![Perkpolderfoto: Joop van Houdt / Rijkswaterstaat Perkpolder](https://www.otar.nl/wp-content/uploads/2021/09/zeedijk_Perkpolder-539482-e1632911307560-696x417.jpg)
Het RIVM constateert uit recent onderzoek dat de huidige normstelling onvoldoende geschikt is om thermisch gereinigde grond (TGG) veilig in het milieu te gebruiken. In de praktijk blijkt dat er te veel organische verontreinigingen, zware metalen en zouten in het grond- en oppervlaktewater terecht kunnen komen. Deze stoffen kunnen het ecosysteem verstoren. De gevonden concentraties leveren geen gevaar op voor de gezondheid van mensen.
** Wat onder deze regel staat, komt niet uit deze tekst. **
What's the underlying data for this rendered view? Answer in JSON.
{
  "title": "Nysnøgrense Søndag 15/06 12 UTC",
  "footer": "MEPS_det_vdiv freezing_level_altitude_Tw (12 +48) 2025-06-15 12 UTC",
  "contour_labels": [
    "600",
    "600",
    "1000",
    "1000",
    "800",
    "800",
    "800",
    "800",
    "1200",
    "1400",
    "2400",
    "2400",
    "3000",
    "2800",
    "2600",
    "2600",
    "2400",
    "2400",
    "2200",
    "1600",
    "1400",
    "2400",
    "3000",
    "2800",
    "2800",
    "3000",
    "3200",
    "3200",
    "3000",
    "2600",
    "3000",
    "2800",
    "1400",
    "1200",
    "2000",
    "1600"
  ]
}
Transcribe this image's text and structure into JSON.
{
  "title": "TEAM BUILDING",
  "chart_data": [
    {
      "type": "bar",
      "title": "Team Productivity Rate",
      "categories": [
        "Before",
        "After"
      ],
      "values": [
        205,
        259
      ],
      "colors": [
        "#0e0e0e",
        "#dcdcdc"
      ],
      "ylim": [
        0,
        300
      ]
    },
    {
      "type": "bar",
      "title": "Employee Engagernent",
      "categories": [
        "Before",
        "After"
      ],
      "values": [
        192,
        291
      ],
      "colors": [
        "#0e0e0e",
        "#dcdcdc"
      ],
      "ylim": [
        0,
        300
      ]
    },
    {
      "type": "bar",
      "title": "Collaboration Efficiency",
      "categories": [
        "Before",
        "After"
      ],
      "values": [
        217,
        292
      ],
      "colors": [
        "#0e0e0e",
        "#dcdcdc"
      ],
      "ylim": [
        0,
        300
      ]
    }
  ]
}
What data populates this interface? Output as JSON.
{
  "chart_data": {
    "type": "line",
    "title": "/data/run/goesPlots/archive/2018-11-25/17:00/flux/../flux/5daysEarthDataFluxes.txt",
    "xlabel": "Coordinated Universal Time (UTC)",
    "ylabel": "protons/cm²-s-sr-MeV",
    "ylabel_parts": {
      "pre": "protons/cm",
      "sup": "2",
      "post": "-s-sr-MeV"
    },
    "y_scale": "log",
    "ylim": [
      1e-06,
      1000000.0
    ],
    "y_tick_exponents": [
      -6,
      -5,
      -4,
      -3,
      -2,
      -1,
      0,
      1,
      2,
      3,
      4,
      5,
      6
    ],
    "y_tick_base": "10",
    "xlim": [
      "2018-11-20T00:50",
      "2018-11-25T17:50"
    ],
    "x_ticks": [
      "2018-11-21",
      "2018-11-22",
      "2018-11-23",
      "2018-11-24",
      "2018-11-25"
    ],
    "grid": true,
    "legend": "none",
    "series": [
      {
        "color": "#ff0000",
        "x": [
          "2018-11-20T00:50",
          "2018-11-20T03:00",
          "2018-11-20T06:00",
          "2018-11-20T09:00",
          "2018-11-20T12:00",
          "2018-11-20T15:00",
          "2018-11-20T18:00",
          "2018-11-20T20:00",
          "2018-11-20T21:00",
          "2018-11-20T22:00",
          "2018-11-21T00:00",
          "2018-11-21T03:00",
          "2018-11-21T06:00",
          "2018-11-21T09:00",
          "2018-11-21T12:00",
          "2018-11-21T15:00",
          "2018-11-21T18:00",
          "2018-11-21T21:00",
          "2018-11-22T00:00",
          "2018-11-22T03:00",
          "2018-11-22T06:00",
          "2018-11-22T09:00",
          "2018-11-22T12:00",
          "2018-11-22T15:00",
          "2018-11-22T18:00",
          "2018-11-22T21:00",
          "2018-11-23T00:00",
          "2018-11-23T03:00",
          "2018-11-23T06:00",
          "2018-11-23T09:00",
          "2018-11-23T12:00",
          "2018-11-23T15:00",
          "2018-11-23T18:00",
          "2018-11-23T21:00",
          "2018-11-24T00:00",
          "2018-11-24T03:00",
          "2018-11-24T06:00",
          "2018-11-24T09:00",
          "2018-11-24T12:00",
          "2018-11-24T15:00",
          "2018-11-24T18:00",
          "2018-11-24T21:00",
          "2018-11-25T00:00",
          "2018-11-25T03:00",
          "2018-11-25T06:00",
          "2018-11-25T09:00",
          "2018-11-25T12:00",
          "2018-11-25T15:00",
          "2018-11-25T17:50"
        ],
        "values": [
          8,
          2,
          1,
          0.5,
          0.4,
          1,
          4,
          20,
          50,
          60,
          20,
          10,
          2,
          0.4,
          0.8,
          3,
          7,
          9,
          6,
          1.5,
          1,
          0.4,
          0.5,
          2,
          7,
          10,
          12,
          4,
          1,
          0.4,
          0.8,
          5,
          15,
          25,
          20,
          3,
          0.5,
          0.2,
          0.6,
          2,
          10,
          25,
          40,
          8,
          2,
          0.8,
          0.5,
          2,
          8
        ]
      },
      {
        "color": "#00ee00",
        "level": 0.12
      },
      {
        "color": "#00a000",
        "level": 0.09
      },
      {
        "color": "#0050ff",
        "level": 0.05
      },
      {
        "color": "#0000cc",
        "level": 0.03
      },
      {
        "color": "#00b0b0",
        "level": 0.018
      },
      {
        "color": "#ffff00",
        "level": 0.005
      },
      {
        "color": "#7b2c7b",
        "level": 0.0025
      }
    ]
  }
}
Thermisch Gereinigde Grond (TGG) is een mengsel van grond en andere materialen dat wordt verhit om organische verontreinigingen te verwijderen. Ondanks toetsing aan wetgeving zijn er in het recente verleden milieuproblemen ontstaan bij de toepassing van TGG. Bepaalde organische verontreinigingen en metalen zijn in verhoogde concentraties aangetroffen. Met name de aanwezigheid van vluchtige organische verbindingen is opmerkelijk, vanwege de thermische reiniging van de grond. Eerder kwam het bericht naar buiten over de vervuilde zeedijk bij Perkpolder, waar de met TGG aangelegde zeedijk vervuild bleek met stoffen als arseen en benzeen die in het grond- en oppervlaktewater lekken.
Normstelling niet TGG-specifiek
Om de risico’s te beperken heeft het ministerie van I&W in het verleden normen gesteld voor de hoeveelheid verontreinigingen die TGG mag bevatten. Dit normenkader is gebaseerd op eigenschappen van gewone grond en houdt geen rekening met de specifieke eigenschappen van TGG. Hierdoor wordt de uitspoeling van metalen naar grondwater en oppervlaktewater onvoldoende voorspeld. En voor zouten ontbreekt normstelling volledig. Het RIVM adviseert daarom om in de normstelling ook die specifieke eigenschappen van het materiaal mee te nemen. Deze eigenschappen zijn namelijk van invloed op het meer vrijkomen van verontreinigingen dan bij gewone grond.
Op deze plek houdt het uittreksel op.